Quick update: I've gone back and forth a lot on this, but I just talked to the shipping manager at a local mill and I'm going to start trucking lumber for them. I can be home most nights, good pay, and I'll be one of only two of the drivers they use who live here in town. Potential to gross $2000/day if I can get return loads. Being interstate I will be able to go to OR and ID as well, which a lot of their current drivers can't do. So wish me luck.

golfhobo 05-03-2014 12:10 AM

Just read this thread... and I'm no O/O (yet) and don't know sheit from shinola, lol!

But, I was just wondering about a possible niche for you... if the lumber thing don't work out.

If your reefer is "workable," (and you didn't trade it for a flatbed...) I wonder what kind of money you could make (and trouble you could get into) by checking with the "produce sheds" in Salinas, Coachella and the Ventura area. [The main ones. There's also Bakersfield and the Imperial Valley sheds.]

I'm just mulling this over, but... they need a lot of produce "shuttled" from field to cooler, cooler to OTHER coolers, and stuff like that.

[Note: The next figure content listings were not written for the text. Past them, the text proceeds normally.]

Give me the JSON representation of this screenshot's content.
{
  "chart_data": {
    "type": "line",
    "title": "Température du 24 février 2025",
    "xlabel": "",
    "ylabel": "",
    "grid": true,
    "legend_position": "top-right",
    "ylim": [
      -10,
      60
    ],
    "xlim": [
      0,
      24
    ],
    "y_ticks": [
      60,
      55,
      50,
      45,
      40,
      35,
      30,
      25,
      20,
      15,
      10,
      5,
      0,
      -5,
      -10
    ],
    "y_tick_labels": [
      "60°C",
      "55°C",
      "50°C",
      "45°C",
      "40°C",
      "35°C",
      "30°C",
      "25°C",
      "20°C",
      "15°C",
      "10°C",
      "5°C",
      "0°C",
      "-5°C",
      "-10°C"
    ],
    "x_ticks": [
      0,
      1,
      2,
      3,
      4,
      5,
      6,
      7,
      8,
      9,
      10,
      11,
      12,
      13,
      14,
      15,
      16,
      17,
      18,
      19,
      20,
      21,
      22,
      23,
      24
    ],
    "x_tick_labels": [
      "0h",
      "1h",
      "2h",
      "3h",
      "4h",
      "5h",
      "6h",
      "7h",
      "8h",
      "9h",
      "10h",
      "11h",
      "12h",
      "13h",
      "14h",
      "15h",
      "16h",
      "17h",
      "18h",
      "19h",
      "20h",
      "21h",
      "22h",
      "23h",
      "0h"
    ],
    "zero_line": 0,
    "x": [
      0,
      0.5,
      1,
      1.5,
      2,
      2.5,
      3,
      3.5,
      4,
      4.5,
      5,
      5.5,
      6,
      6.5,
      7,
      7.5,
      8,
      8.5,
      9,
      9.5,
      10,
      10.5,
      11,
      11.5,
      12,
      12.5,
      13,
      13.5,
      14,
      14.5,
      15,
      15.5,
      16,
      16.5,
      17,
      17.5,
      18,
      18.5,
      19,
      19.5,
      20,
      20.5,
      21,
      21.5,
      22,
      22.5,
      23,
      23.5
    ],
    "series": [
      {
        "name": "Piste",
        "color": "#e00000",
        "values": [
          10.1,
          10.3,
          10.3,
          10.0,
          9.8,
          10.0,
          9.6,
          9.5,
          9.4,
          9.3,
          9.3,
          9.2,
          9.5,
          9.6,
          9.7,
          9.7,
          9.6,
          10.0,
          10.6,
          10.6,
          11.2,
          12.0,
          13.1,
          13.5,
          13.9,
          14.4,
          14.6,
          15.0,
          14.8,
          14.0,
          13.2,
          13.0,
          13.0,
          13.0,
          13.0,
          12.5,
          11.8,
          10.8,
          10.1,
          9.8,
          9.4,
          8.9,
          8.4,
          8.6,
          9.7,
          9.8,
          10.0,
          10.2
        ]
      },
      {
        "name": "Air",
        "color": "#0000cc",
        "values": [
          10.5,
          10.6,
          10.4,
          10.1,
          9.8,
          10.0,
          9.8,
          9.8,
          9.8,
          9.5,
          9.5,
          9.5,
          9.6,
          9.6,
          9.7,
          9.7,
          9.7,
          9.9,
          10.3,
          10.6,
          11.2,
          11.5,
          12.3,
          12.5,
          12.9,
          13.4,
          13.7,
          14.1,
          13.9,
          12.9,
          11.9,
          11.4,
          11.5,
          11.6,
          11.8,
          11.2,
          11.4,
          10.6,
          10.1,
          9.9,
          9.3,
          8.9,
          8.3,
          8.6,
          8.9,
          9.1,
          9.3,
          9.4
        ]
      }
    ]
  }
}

I would think they MIGHT pay good money when they are desperate and need stuff moved around to fill a truckload order that their business may depend on.

I used to haul produce back to NC from the west coast (including apples from WA, taters and lettuce from CO, and onions from NV.] I can't tell you how many times I was held up at a shed waiting on a load of something coming from somewhere else to fill my "order."

I'm thinking along the lines of an "on call" EXPEDITER. [Yes, I'm a bit of an entrepreneur as well.]

Let me know what you think of the idea. If I haven't been clear enough... just ask.

repete 05-03-2014 03:17 AM

Quote:

Originally Posted by charged (Post 530371)
That is a silly idea. My father started this business knowing less than the basics and has done very well for himself. He paid for his own driving school, bought his own truck and flatbed trailer and has run under his own authority since 2008 when he received his license. He had no previous truck driving experience and never worked as a truck driver before. Truck driving is not rocket science.

Your right it's not rocket science, but if it's so easy why is the failure rate so high?

mndriver 05-03-2014 05:35 AM

Quote:

Originally Posted by repete (Post 530403)
Your right it's not rocket science, but if it's so easy why is the failure rate so high?

I see too many that have no business sense starting up. Get those big settlement checks and the loose it from there. Don't invest it back into the truck or save for slow times but toys.